Precise nodule segmentation in thyroid ultrasound images is important for clinical quantitative analysis and diagnosis. Fully supervised deep learning method can effectively extract representative features from nodules and background. Despite the great success, deep learning-based segmentation methods still face a critical hindrance: the difficulty in acquiring sufficient training data due to high annotation costs. To this end, we propose a weakly supervised framework called uncertainty to fine generative adversarial network (U2F-GAN) for nodule segmentation in thyroid ultrasound images that exploits only a handful of rough bounding box annotations to successfully generate reliable labels from these weak supervisions. Based on feature-matching GAN, the proposed method alternates between generating masks and learning a segmentation network in an adversarial manner. Super-pixel processing mechanism is adopted to reflect low-level image structure features for learning and inferring semantic segmentation, which largely improve the efficiency of training process. In addition, we introduce a similarity comparison module and a distributed loss function with constraints to effectively remove noise in localization annotations and enhance the generalization capability of the network, thus strengthen the overall segmentation performance. Compared to existing weakly supervised approaches, our proposed U2F-GAN yields a significant performance boost. The segmentation results are also comparable to fully supervised methods, but the annotation burden is much lower.
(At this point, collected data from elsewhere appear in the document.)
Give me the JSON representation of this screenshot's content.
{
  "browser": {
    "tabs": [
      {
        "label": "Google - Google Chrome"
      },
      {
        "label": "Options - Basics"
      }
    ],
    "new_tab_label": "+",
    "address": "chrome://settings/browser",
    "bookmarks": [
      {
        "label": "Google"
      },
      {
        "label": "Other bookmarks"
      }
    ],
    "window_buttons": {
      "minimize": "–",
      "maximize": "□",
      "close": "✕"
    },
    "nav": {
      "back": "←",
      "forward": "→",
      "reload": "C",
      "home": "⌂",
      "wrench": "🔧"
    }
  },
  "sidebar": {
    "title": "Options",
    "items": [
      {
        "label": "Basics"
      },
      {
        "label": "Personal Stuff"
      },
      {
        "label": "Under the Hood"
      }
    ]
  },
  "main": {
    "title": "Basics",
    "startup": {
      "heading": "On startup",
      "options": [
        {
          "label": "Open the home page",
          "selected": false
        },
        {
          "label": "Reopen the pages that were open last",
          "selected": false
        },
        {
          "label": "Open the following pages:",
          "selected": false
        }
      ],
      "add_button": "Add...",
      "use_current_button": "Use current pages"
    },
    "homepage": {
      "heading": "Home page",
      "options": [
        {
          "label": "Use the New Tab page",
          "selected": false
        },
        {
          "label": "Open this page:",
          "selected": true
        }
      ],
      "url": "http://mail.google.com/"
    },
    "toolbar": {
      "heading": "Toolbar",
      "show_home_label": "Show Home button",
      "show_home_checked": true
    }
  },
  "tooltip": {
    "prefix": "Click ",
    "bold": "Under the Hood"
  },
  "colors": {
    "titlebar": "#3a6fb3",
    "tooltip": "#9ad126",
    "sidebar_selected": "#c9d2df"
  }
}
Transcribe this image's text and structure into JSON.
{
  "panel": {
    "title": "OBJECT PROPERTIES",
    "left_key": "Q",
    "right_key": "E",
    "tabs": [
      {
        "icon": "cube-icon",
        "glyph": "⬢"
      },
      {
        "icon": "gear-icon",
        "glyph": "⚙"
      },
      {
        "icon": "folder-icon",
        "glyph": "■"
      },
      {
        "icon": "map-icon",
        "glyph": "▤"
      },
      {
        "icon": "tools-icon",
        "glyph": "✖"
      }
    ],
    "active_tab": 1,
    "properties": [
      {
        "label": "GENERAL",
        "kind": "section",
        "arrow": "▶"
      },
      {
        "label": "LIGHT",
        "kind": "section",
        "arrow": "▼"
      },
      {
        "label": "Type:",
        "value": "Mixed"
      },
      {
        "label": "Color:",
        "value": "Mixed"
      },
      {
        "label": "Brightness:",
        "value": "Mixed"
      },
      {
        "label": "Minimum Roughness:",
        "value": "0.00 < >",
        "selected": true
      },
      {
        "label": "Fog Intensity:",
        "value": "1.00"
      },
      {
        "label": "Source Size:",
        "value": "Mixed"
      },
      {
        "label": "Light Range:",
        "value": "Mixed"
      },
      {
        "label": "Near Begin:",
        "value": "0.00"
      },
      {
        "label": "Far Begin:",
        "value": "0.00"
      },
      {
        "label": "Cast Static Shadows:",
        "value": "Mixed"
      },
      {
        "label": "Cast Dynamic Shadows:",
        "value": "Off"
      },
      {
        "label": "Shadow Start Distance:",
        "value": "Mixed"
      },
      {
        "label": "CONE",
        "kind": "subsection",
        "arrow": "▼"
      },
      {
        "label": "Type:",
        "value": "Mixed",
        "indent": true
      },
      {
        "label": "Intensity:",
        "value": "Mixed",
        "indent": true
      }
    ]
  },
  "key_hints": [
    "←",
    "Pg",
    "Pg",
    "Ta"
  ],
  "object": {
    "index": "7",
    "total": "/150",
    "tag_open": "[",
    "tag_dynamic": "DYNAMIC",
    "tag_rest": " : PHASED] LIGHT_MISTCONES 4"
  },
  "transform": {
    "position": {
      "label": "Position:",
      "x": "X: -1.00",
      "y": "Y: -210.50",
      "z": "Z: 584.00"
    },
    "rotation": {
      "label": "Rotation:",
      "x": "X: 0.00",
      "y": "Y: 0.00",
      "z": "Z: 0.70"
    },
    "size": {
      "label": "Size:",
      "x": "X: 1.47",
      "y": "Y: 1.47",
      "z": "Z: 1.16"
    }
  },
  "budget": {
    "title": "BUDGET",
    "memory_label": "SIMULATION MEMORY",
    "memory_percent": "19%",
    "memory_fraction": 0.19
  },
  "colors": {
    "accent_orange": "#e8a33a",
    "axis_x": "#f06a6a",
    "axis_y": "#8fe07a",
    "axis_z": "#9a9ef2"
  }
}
Also, the training speed of the network model is much faster than other methods with weak supervisions, which enables the network to be updated in time, thus is beneficial to high-throughput medical image setting.

Automated summary

A weakly supervised framework called U2F-GAN is proposed for nodule segmentation in thyroid ultrasound images, using only a handful of rough bounding box annotations to generate reliable labels. By alternating between generating masks and learning a segmentation network adversarially, this method effectively removes noise in localization annotations and enhances the network's generalization capability, resulting in a significant performance improvement in segmentation.